Tips Mengatur Logistik Makanan Darurat di Koperasi Sekolah
Sumber:
Gemini AI
Koperasi sekolah
memiliki peran strategis dalam mendukung kesiapsiagaan bencana, khususnya
terkait penyediaan logistik makanan darurat. Dalam kondisi darurat, akses
terhadap makanan sering kali terhambat, sementara kebutuhan energi tetap
tinggi, terutama bagi siswa. Oleh karena itu, pengaturan logistik makanan
darurat di koperasi sekolah perlu direncanakan dengan matang dan berkelanjutan.
Langkah pertama
adalah menentukan jenis makanan yang sesuai untuk kondisi darurat. Makanan
darurat harus memiliki daya simpan panjang, mudah dikonsumsi tanpa proses
memasak, dan memiliki kandungan energi yang cukup. Contohnya adalah biskuit
tinggi energi, roti kering, makanan kaleng, dan susu UHT. Pemilihan produk juga
harus memperhatikan keamanan pangan dan preferensi usia anak sekolah.
Pengelolaan stok
menjadi aspek penting berikutnya. Koperasi perlu menerapkan sistem rotasi stok
(first in, first out) agar makanan tidak kedaluwarsa. Produk yang mendekati
masa kedaluwarsa dapat dialihkan untuk penjualan normal, kemudian diganti
dengan stok baru. Pencatatan yang rapi akan membantu memastikan ketersediaan
logistik selalu dalam kondisi layak konsumsi.
Selain makanan,
penyediaan air minum darurat harus menjadi prioritas.
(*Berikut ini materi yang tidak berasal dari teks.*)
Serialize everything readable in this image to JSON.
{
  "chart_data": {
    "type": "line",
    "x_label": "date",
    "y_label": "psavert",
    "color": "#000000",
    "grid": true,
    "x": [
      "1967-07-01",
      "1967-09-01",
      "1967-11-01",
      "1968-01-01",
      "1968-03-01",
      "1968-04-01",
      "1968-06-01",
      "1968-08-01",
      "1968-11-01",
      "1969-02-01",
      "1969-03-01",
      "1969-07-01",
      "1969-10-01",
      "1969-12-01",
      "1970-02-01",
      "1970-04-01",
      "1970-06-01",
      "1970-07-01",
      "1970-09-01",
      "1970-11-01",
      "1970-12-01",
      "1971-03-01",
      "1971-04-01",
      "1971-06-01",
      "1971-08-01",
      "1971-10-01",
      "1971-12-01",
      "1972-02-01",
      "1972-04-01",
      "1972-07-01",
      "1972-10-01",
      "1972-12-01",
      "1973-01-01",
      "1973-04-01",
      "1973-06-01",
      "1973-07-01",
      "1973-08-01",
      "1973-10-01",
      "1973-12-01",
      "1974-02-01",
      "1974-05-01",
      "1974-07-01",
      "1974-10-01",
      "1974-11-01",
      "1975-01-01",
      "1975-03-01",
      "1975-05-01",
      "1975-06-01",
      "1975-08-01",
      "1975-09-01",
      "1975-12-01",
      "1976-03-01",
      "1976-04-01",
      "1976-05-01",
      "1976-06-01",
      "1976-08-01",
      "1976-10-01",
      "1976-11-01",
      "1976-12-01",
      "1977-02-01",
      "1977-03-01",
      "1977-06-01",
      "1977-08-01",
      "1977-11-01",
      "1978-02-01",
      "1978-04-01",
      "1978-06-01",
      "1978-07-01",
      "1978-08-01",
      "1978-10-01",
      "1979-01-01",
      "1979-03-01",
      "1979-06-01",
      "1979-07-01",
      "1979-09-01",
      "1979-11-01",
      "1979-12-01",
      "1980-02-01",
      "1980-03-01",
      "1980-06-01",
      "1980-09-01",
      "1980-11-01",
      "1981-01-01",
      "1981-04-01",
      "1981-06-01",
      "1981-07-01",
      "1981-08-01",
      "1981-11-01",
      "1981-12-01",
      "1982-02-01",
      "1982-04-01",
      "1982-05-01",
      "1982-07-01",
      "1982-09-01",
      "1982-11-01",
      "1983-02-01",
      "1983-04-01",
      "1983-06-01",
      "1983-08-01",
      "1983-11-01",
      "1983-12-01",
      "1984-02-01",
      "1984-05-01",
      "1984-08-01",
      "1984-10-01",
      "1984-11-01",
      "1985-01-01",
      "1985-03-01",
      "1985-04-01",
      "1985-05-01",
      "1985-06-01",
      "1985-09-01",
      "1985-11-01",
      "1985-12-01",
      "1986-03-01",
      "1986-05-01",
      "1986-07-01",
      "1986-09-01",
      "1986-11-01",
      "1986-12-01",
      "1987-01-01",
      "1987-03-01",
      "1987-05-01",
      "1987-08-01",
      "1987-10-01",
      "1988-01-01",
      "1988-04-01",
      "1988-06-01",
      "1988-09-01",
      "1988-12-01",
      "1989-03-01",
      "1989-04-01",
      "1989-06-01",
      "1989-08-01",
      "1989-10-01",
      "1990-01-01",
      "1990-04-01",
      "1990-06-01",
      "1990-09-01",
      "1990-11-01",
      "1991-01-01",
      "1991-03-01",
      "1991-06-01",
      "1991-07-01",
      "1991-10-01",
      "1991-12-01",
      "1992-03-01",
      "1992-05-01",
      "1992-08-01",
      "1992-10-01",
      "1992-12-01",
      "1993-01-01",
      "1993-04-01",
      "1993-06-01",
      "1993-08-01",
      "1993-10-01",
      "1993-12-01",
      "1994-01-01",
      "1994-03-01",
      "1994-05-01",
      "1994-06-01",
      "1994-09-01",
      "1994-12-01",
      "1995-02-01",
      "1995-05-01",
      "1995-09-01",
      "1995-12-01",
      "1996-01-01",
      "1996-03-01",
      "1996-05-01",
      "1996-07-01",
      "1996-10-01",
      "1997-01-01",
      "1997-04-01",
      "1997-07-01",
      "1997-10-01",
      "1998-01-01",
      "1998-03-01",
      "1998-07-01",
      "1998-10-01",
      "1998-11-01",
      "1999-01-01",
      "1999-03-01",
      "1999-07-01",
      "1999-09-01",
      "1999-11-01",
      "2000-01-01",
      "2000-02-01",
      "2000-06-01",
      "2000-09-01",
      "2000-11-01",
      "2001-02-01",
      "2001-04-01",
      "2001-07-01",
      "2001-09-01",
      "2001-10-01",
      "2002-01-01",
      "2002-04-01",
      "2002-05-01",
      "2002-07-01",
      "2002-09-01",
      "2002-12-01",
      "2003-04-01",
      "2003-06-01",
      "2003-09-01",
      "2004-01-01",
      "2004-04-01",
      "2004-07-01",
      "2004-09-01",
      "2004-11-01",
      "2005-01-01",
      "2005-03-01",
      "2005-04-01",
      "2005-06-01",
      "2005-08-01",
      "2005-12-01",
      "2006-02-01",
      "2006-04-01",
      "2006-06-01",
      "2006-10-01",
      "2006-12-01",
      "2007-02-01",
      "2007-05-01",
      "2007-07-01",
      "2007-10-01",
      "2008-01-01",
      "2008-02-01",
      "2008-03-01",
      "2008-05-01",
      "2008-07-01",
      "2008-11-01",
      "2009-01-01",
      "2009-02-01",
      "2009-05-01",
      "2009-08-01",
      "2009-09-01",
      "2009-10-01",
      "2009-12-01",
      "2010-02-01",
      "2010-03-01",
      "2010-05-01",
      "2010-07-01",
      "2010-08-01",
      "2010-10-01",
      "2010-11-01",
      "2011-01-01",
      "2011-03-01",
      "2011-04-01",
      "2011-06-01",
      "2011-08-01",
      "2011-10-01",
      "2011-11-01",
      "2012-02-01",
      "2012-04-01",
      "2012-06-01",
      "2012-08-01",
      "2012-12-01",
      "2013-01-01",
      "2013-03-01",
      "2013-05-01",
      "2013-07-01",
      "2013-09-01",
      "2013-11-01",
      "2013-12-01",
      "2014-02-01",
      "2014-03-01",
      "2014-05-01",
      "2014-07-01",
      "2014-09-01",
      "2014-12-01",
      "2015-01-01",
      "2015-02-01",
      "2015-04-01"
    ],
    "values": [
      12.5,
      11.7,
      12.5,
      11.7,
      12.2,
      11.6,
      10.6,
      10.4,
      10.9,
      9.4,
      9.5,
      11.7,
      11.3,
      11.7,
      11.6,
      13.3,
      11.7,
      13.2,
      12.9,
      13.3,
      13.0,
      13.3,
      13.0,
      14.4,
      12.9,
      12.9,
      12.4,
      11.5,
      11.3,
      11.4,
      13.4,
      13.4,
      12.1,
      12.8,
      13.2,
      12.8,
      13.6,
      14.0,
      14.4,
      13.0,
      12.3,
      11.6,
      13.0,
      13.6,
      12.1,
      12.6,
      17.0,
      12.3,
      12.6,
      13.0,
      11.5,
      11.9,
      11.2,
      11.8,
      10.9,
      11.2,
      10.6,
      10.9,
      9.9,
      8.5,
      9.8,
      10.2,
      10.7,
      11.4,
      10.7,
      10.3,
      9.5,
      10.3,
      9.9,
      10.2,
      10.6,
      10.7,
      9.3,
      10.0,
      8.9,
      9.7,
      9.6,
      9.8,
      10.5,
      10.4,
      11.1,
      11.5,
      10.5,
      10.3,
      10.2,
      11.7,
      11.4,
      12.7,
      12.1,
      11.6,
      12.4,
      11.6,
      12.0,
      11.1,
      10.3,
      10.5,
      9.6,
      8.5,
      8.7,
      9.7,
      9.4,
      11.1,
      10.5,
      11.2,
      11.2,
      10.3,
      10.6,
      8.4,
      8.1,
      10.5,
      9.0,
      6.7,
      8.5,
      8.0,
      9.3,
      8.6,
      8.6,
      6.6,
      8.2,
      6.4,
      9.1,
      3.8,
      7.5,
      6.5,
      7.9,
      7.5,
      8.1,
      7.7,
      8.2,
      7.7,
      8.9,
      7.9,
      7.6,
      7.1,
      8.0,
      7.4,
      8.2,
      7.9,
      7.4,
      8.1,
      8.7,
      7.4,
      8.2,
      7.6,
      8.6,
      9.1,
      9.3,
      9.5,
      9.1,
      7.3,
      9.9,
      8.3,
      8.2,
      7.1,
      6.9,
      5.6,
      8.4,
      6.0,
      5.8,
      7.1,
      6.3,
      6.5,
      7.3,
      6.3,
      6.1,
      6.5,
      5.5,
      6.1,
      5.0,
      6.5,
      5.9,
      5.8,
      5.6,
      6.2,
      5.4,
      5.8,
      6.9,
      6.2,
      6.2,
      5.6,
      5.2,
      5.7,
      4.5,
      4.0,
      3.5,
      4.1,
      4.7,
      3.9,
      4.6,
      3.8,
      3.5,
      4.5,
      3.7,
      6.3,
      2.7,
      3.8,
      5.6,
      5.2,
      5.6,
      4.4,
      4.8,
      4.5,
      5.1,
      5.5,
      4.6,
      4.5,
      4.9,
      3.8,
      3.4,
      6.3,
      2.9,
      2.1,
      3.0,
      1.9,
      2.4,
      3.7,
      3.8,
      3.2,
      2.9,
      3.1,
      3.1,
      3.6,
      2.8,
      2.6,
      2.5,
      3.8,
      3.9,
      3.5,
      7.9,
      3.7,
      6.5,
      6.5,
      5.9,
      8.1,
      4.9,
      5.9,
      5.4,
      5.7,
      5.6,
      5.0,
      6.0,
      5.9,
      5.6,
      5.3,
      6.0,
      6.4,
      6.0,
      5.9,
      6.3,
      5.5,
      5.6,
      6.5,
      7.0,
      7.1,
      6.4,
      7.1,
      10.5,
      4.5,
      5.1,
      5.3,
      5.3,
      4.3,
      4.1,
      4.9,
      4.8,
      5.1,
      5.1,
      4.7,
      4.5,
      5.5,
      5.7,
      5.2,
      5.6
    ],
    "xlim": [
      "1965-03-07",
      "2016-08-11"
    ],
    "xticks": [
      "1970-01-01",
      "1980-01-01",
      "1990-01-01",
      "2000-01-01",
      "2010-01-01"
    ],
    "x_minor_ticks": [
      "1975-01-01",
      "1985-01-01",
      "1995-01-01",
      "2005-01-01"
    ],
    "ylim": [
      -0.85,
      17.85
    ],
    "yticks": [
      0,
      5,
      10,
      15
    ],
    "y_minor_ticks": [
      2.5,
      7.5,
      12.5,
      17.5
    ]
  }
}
Air minum kemasan dengan
ukuran praktis sebaiknya disimpan dalam jumlah memadai. Koperasi juga perlu
memastikan tempat penyimpanan terlindung dari panas berlebih dan kontaminasi.
Air merupakan kebutuhan paling mendasar dalam kondisi darurat dan tidak dapat
digantikan oleh jenis logistik lain.
Pengaturan
logistik juga harus disertai dengan pembagian peran yang jelas. Sekolah perlu
menunjuk petugas koperasi atau tim logistik darurat yang bertanggung jawab atas
distribusi makanan saat terjadi bencana. Mekanisme distribusi harus diatur agar
tertib dan mengutamakan kelompok rentan seperti siswa kelas rendah atau siswa
berkebutuhan khusus.
Terakhir,
perencanaan logistik makanan darurat perlu disosialisasikan dan diuji melalui
simulasi. Guru dan staf harus mengetahui bahwa koperasi menjadi salah satu
pusat logistik darurat. Dengan perencanaan yang baik, koperasi sekolah tidak
hanya berfungsi sebagai unit ekonomi, tetapi juga sebagai bagian integral dari
sistem ketahanan dan keselamatan sekolah.